By Bob Davis and Jon Hilsenrath
The Wall Street Journal
Monday, September 8, 2008

WASHINGTON -- While the government takeover of Fannie Mae and Freddie Mac represents the most powerful federal intervention in financial markets in decades, there are likely to be further government moves ahead.

Federal officials are looking at how to tighten regulation of the credit-card industry and whether to double loans to bail out the auto industry to $50 billion. In the coming years, they will examine how to regulate greenhouse-gas emissions from industries across the economy and how to remake the mortgage giants so they no longer can run up enough debt to threaten the economy. The latter could involve creating yet another government entity to carve up Freddie's and Fannie's assets and sell them to investors.

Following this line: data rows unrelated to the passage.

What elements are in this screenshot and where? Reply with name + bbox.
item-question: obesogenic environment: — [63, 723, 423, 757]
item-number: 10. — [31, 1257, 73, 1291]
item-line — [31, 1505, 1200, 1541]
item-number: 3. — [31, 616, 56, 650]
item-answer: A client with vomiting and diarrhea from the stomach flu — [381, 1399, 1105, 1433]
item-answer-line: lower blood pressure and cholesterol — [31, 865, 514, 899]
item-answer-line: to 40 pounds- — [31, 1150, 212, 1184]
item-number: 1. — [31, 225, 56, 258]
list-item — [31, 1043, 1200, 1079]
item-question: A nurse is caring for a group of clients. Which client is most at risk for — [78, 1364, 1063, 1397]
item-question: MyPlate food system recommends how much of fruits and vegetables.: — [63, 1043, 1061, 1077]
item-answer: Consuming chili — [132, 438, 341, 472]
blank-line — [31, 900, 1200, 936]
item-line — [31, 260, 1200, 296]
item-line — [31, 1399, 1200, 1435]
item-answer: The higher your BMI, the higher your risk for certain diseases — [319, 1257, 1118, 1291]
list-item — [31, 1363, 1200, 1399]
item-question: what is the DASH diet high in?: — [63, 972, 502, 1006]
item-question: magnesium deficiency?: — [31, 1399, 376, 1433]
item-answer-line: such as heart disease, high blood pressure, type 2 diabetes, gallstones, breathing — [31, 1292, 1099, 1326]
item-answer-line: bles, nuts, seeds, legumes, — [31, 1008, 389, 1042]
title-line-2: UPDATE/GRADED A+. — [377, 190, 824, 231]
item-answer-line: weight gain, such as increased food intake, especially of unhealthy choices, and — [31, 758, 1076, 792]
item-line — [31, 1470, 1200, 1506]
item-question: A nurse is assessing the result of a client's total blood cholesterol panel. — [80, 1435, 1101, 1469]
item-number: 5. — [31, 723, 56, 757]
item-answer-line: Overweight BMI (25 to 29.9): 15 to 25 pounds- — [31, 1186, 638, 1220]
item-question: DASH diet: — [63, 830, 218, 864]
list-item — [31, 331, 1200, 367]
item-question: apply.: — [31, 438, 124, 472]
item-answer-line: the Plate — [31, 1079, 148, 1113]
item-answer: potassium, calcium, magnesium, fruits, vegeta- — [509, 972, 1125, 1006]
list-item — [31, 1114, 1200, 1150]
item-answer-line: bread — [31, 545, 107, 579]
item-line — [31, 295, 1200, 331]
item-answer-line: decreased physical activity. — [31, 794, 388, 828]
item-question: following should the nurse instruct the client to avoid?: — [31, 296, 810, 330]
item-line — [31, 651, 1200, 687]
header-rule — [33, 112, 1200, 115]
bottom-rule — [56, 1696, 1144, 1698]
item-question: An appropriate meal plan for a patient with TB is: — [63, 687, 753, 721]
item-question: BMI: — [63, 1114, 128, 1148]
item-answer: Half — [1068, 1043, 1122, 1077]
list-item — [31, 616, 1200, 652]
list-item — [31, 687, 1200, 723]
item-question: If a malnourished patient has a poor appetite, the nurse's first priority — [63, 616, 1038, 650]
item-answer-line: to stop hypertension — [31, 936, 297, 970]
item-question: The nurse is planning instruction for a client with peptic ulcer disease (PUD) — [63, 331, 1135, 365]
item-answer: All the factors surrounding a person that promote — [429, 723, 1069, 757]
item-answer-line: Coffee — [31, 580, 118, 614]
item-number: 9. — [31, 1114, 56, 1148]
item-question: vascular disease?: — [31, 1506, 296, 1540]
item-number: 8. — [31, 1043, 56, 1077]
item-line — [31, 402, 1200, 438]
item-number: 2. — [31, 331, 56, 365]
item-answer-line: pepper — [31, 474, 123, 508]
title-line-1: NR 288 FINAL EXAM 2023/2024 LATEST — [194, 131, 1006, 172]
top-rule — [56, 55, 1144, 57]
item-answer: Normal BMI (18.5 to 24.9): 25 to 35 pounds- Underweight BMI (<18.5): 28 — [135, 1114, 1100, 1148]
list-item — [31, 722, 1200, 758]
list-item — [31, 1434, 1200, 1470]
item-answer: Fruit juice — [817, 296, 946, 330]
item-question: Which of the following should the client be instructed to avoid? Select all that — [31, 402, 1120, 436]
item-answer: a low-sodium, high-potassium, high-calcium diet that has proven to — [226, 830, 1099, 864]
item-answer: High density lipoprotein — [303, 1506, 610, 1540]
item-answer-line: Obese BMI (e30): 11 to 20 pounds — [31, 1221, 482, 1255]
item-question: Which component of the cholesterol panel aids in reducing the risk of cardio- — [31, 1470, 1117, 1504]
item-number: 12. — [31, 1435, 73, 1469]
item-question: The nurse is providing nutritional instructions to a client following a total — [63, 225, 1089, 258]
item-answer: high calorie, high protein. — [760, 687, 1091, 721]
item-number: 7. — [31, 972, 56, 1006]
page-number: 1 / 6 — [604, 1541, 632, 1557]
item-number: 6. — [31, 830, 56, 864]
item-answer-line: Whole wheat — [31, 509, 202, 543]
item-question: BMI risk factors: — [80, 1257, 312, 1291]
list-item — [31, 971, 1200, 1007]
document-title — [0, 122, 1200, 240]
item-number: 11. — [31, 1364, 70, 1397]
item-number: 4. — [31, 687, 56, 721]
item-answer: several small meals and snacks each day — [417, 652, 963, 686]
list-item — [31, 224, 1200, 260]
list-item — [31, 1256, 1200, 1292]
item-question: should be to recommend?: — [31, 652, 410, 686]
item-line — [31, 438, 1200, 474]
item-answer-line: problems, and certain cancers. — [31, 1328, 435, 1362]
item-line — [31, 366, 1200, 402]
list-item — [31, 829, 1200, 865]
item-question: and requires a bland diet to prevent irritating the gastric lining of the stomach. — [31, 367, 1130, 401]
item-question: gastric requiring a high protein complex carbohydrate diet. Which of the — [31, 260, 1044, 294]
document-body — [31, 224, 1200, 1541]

"Freddie and Fannie have been de-facto nationalized, at least for a while," said former Federal Reserve official Ted Truman. "But we don't know what will replace them."

The year-old financial crisis has bolstered the role of the government in markets. Beyond staging outright rescues, the Federal Reserve is scrutinizing the capital and liquidity positions of investment banks, reconsidering rules for vast but obscure parts of money markets and derivatives markets, and acting as backstop to a huge swath of Wall Street's day-to-day trading. Treasury officials are pushing banks to build new markets, such as so-called covered bonds, which are popular as mortgage financing in Europe.

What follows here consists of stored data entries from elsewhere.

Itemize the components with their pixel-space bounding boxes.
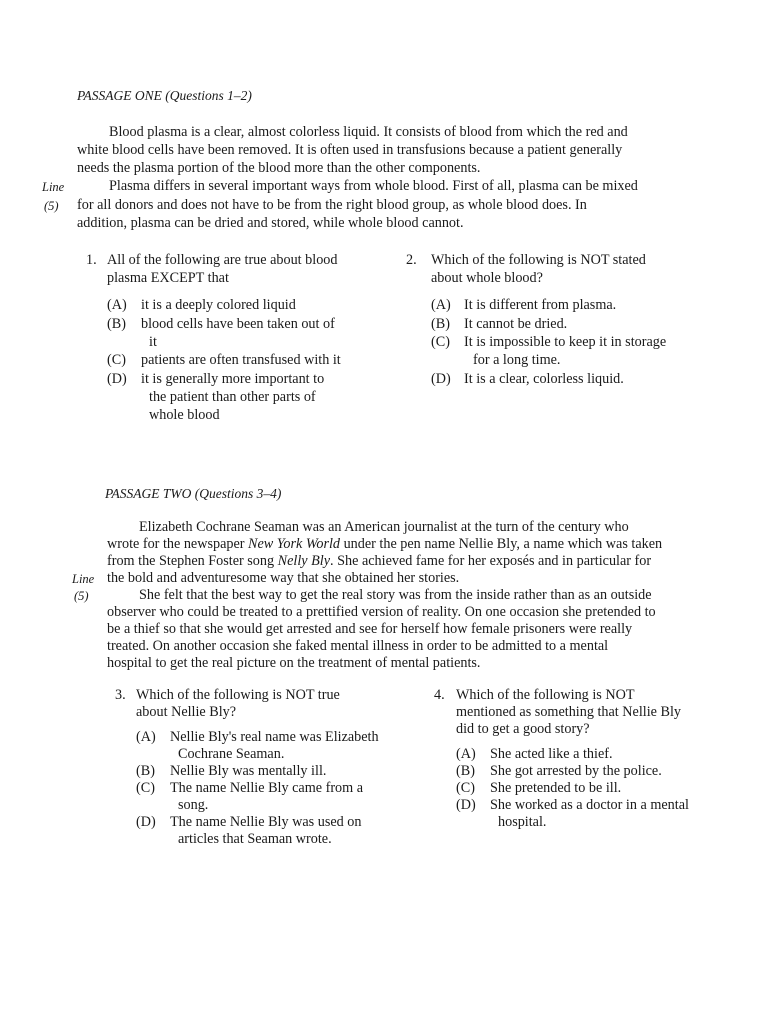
option-letter-c[interactable]: (C) [431,334,450,350]
option-text-a[interactable]: it is a deeply colored liquid [141,297,296,313]
question-stem: plasma EXCEPT that [107,270,229,286]
option-letter-a[interactable]: (A) [107,297,127,313]
option-text-b[interactable]: Nellie Bly was mentally ill. [170,763,327,779]
option-text-d[interactable]: it is generally more important to [141,371,325,387]
option-letter-c[interactable]: (C) [456,780,475,796]
option-text-a[interactable]: Cochrane Seaman. [178,746,285,762]
passage-line: Elizabeth Cochrane Seaman was an American journalist at the turn of the century who [139,519,629,535]
passage-line: from the Stephen Foster song Nelly Bly. She achieved fame for her exposés and in particular for [107,553,652,569]
passage-one-heading: PASSAGE ONE (Questions 1–2) [77,88,252,103]
question-stem: Which of the following is NOT [456,687,635,703]
option-letter-b[interactable]: (B) [107,316,126,332]
option-text-c[interactable]: She pretended to be ill. [490,780,622,796]
passage-line: She felt that the best way to get the real story was from the inside rather than as an outside [139,587,652,603]
question-stem: about Nellie Bly? [136,704,237,720]
question-number: 2. [406,252,417,268]
option-text-d[interactable]: articles that Seaman wrote. [178,831,332,847]
passage-line: treated. On another occasion she faked mental illness in order to be admitted to a mental [107,638,609,654]
italic-title: New York World [248,536,341,552]
question-number: 3. [115,687,126,703]
question-stem: Which of the following is NOT stated [431,252,646,268]
option-letter-b[interactable]: (B) [136,763,155,779]
option-letter-c[interactable]: (C) [107,352,126,368]
option-text-a[interactable]: It is different from plasma. [464,297,617,313]
passage-line: hospital to get the real picture on the treatment of mental patients. [107,655,481,671]
option-letter-d[interactable]: (D) [107,371,127,387]
option-letter-a[interactable]: (A) [431,297,451,313]
option-text-c[interactable]: for a long time. [473,352,561,368]
line-number: (5) [74,589,89,603]
option-text-d[interactable]: It is a clear, colorless liquid. [464,371,624,387]
option-text-d[interactable]: hospital. [498,814,547,830]
option-text-b[interactable]: She got arrested by the police. [490,763,662,779]
option-letter-b[interactable]: (B) [431,316,450,332]
passage-line: Plasma differs in several important ways from whole blood. First of all, plasma can be mixed [109,178,638,194]
option-letter-a[interactable]: (A) [456,746,476,762]
option-text-c[interactable]: song. [178,797,209,813]
question-stem: about whole blood? [431,270,543,286]
passage-line: for all donors and does not have to be from the right blood group, as whole blood does. In [77,197,587,213]
option-text-d[interactable]: The name Nellie Bly was used on [170,814,362,830]
option-text-c[interactable]: It is impossible to keep it in storage [464,334,667,350]
passage-line: the bold and adventuresome way that she obtained her stories. [107,570,460,586]
passage-line: needs the plasma portion of the blood more than the other components. [77,160,481,176]
question-number: 4. [434,687,445,703]
option-letter-a[interactable]: (A) [136,729,156,745]
option-text-c[interactable]: patients are often transfused with it [141,352,341,368]
option-text-b[interactable]: it [149,334,157,350]
line-number: (5) [44,199,59,213]
question-stem: Which of the following is NOT true [136,687,340,703]
option-text-d[interactable]: the patient than other parts of [149,389,316,405]
option-text-a[interactable]: Nellie Bly's real name was Elizabeth [170,729,379,745]
option-text-b[interactable]: It cannot be dried. [464,316,568,332]
option-letter-c[interactable]: (C) [136,780,155,796]
line-label: Line [72,572,95,586]
question-stem: did to get a good story? [456,721,590,737]
passage-line: addition, plasma can be dried and stored, while whole blood cannot. [77,215,464,231]
passage-line: Blood plasma is a clear, almost colorless liquid. It consists of blood from which the red and [109,124,628,140]
italic-title: Nelly Bly [277,553,331,569]
question-number: 1. [86,252,97,268]
option-text-a[interactable]: She acted like a thief. [490,746,613,762]
passage-line: wrote for the newspaper New York World under the pen name Nellie Bly, a name which was taken [107,536,663,552]
passage-line: observer who could be treated to a prettified version of reality. On one occasion she pretended to [107,604,656,620]
passage-line: be a thief so that she would get arrested and see for herself how female prisoners were really [107,621,633,637]
option-text-d[interactable]: whole blood [149,407,220,423]
option-letter-d[interactable]: (D) [456,797,476,813]
option-letter-b[interactable]: (B) [456,763,475,779]
option-letter-d[interactable]: (D) [431,371,451,387]
passage-two-heading: PASSAGE TWO (Questions 3–4) [105,486,282,501]
passage-line: white blood cells have been removed. It is often used in transfusions because a patient generally [77,142,623,158]
option-text-d[interactable]: She worked as a doctor in a mental [490,797,689,813]
option-letter-d[interactable]: (D) [136,814,156,830]
line-label: Line [42,180,65,194]
question-stem: mentioned as something that Nellie Bly [456,704,681,720]
option-text-b[interactable]: blood cells have been taken out of [141,316,335,332]
option-text-c[interactable]: The name Nellie Bly came from a [170,780,364,796]
question-stem: All of the following are true about blood [107,252,338,268]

The newfound activism is reflected on the Fed's balance sheet. A year ago, about 90% of the central bank's $875 billion in assets were Treasury securities. Now, after a year of interventions aimed at mopping Wall Street of its complicated and illiquid assets, the Fed's Treasury holdings have fallen to about 50% of its assets.

The struggle between market forces and government control is as old as the country. Alexander Hamilton and Thomas Jefferson squared off over the role of the government in promoting early industry.

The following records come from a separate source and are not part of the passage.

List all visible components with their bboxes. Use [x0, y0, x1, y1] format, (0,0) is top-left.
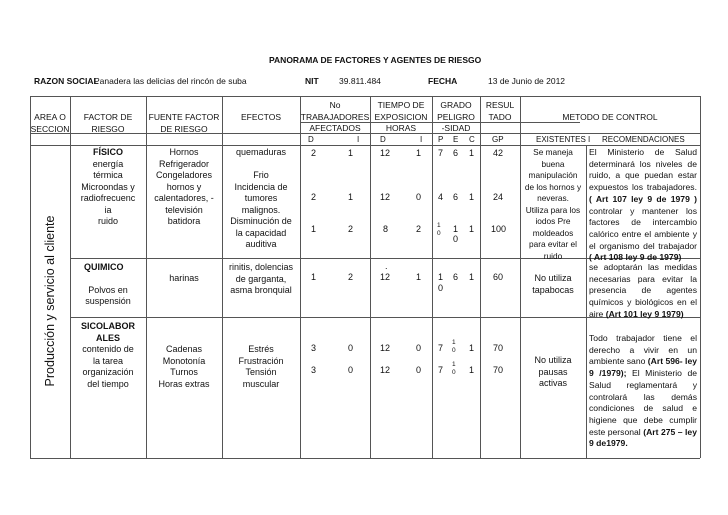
cell-d2: 12: [380, 272, 391, 282]
cell-d2: 12: [380, 192, 391, 202]
cell-gp: 42: [493, 148, 504, 158]
cell-e-sub: 0: [453, 234, 459, 244]
cell-e-sub: 0: [452, 347, 456, 354]
cell-i2: 1: [416, 148, 422, 158]
cell-p: 7: [438, 148, 444, 158]
cell-gp: 70: [493, 343, 504, 353]
cell-p-sub: 0: [438, 283, 444, 293]
cell-i2: 1: [416, 272, 422, 282]
cell-gp: 100: [491, 224, 507, 234]
subheader-existentes: EXISTENTES: [536, 135, 586, 144]
cell-i1: 2: [348, 224, 354, 234]
document-title: PANORAMA DE FACTORES Y AGENTES DE RIESGO: [269, 55, 482, 65]
cell-i1: 1: [348, 192, 354, 202]
area-vertical-label: Producción y servicio al cliente: [43, 215, 57, 387]
cell-p: 7: [438, 343, 444, 353]
cell-i1: 0: [348, 343, 354, 353]
cell-e: 6: [453, 192, 459, 202]
efecto-auditivo: Disminución de la capacidad auditiva: [230, 216, 292, 249]
header-grado: GRADO PELIGRO -SIDAD: [437, 100, 475, 133]
fuente-quimico-block: harinas: [169, 273, 199, 283]
area-cell: [30, 145, 70, 458]
nit-value: 39.811.484: [339, 76, 381, 86]
cell-e: 1: [452, 339, 456, 346]
razon-social-label: RAZON SOCIAL: [34, 76, 99, 86]
subheader-gp: GP: [492, 135, 504, 144]
factor-fisico-block: FÍSICO energía térmica Microondas y radiofrecuenc ia ruido: [80, 147, 136, 226]
subheader-i1: I: [357, 135, 360, 144]
cell-p: 1: [438, 272, 444, 282]
cell-gp: 70: [493, 365, 504, 375]
efecto-frio: Frio Incidencia de tumores malignos.: [234, 170, 288, 215]
cell-p-sub: 0: [437, 230, 441, 237]
subheader-c: C: [469, 135, 475, 144]
header-fuente: FUENTE FACTOR DE RIESGO: [148, 112, 220, 134]
cell-d2: 12: [380, 343, 391, 353]
cell-gp: 60: [493, 272, 504, 282]
cell-d2: 12: [380, 365, 391, 375]
fecha-label: FECHA: [428, 76, 458, 86]
existentes-fisico: Se maneja buena manipulación de los hornos y neveras. Utiliza para los iodos Pre moldeados para evitar el ruido: [524, 147, 582, 261]
subheader-d2: D: [380, 135, 386, 144]
cell-i2: 2: [416, 224, 422, 234]
cell-c: 1: [469, 343, 475, 353]
cell-d1: 3: [311, 365, 317, 375]
subheader-i2: I: [420, 135, 423, 144]
fuente-fisico-block: Hornos Refrigerador Congeladores hornos y calentadores, - televisión batidora: [154, 147, 214, 226]
cell-c: 1: [469, 192, 475, 202]
cell-e-sub: 0: [452, 369, 456, 376]
cell-p: 7: [438, 365, 444, 375]
header-resultado: RESUL TADO: [485, 100, 515, 122]
recomendaciones-sicolaborales: Todo trabajador tiene el derecho a vivir en un ambiente sano (Art 596- ley 9 /1979); El Ministerio de Salud reglamentará y controlará las demás condiciones de salud e higiene que debe cumplir este personal (Art 275 – ley 9 de1979.: [589, 333, 698, 449]
subheader-separator: I: [588, 135, 591, 144]
header-tiempo: TIEMPO DE EXPOSICION HORAS: [374, 100, 428, 133]
header-factor: FACTOR DE RIESGO: [83, 112, 133, 134]
cell-e: 6: [453, 148, 459, 158]
cell-c: 1: [469, 365, 475, 375]
header-trabajadores: No TRABAJADORES AFECTADOS: [300, 100, 370, 133]
cell-c: 1: [469, 224, 475, 234]
razon-social-value: Panadera las delicias del rincón de suba: [94, 76, 247, 86]
cell-d1: 1: [311, 224, 317, 234]
cell-e: 1: [452, 361, 456, 368]
efecto-psicologico: Estrés Frustración Tensión muscular: [238, 344, 284, 389]
cell-i2: 0: [416, 365, 422, 375]
nit-label: NIT: [305, 76, 319, 86]
cell-i1: 0: [348, 365, 354, 375]
cell-e: 6: [453, 272, 459, 282]
recomendaciones-fisico: El Ministerio de Salud determinará los niveles de ruido, a que puedan estar expuestos los trabajadores. ( Art 107 ley 9 de 1979 ) controlar y mantener los factores de intercambio calórico entre el ambiente y el organismo del trabajador ( Art 108 ley 9 de 1979): [589, 147, 697, 263]
header-area: AREA O SECCION: [30, 112, 70, 134]
cell-e: 1: [453, 224, 459, 234]
cell-i2: 0: [416, 192, 422, 202]
cell-c: 1: [469, 148, 475, 158]
fuente-sicolaborales-block: Cadenas Monotonía Turnos Horas extras: [158, 344, 210, 389]
cell-i2: 0: [416, 343, 422, 353]
cell-d2: 8: [383, 224, 389, 234]
cell-d1: 2: [311, 192, 317, 202]
efecto-quemaduras: quemaduras: [235, 147, 287, 157]
factor-quimico-block: QUIMICO Polvos en suspensión: [84, 262, 131, 306]
header-efectos: EFECTOS: [241, 112, 281, 122]
subheader-e: E: [453, 135, 459, 144]
header-metodo: METODO DE CONTROL: [562, 112, 658, 122]
fecha-value: 13 de Junio de 2012: [488, 76, 566, 86]
cell-d2: 12: [380, 148, 391, 158]
recomendaciones-quimico: se adoptarán las medidas necesarias para evitar la presencia de agentes químicos y biológicos en el aire (Art 101 ley 9 1979): [589, 262, 697, 319]
cell-c: 1: [469, 272, 475, 282]
cell-d1: 3: [311, 343, 317, 353]
subheader-recomendaciones: RECOMENDACIONES: [602, 135, 685, 144]
subheader-d1: D: [308, 135, 314, 144]
factor-sicolaborales-block: SICOLABOR ALES contenido de la tarea organización del tiempo: [81, 321, 135, 389]
existentes-sicolaborales: No utiliza pausas activas: [534, 355, 572, 388]
cell-p: 4: [438, 192, 444, 202]
cell-d2-mark: .: [385, 261, 388, 271]
cell-d1: 1: [311, 272, 317, 282]
cell-d1: 2: [311, 148, 317, 158]
cell-gp: 24: [493, 192, 504, 202]
cell-i1: 1: [348, 148, 354, 158]
existentes-quimico: No utiliza tapabocas: [532, 273, 574, 295]
cell-i1: 2: [348, 272, 354, 282]
cell-p: 1: [437, 222, 441, 229]
subheader-p: P: [438, 135, 444, 144]
efecto-respiratorio: rinitis, dolencias de garganta, asma bronquial: [228, 262, 294, 295]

For two decades after Ronald Reagan's election in 1980, markets were clearly in the ascendancy. Even the savings-and-loan collapse of the 1980s, in which the government spent $125 billion seizing failed S&L's and selling off their loans, didn't shake the widespread conviction that market forces should be lightly restrained, if at all.

The takeover of Freddie and Fannie, coming after a string of other government actions, marks a return to government activism. The 2001 terrorist attacks led to the nationalization of airport workers. The corporate accounting scandals around the same time, which leveled energy trader Enron Corp. and communications giant WorldCom Inc., led to the Sarbanes-Oxley law in 2002, which tightened regulations on companies and chief executives.

The combination of the housing crisis and credit crunch has pushed the Federal Reserve and Treasury to insert themselves deeply into the financial system to try to head off economic disaster. Investors said they need to give far more weight in their decisions to potential government actions.

It is difficult to predict how much deeper the government will insert itself into the economy, especially during a presidential election year. Detroit's auto makers have won Congressional authorization this year for $25 billion in low-interest loans to rebuild plants to make fuel-efficient vehicles -- and are lobbying to boost the prospective loans to as much as $50 billion over three years. Both presidential candidates back the steeper financing.

Whoever wins also will have to figure out how to regulate investment banks, commercial banks, and other financial institutions, as well as what to do with Freddie and Fannie. Under the plan announced Sunday, the mortgage firms would shrink in size by about 10% a year, starting in 2010, but the plan doesn't specify the ultimate size or disposition of the companies.

"Some action of this kind was necessary, given past mistakes," said former Clinton Treasury Secretary Lawrence Summers. "They assure solvency, which is something well short of adequate capitalization, meaning that they have deferred huge and painful decisions that are likely to be expensive to tax payers."

Still, government plans often go awry. As the risk of the financial-market bust wears off, Wall Street could look upon the vast support being provided markets as an invitation to make even riskier bets, or as a way to dump money-losing assets.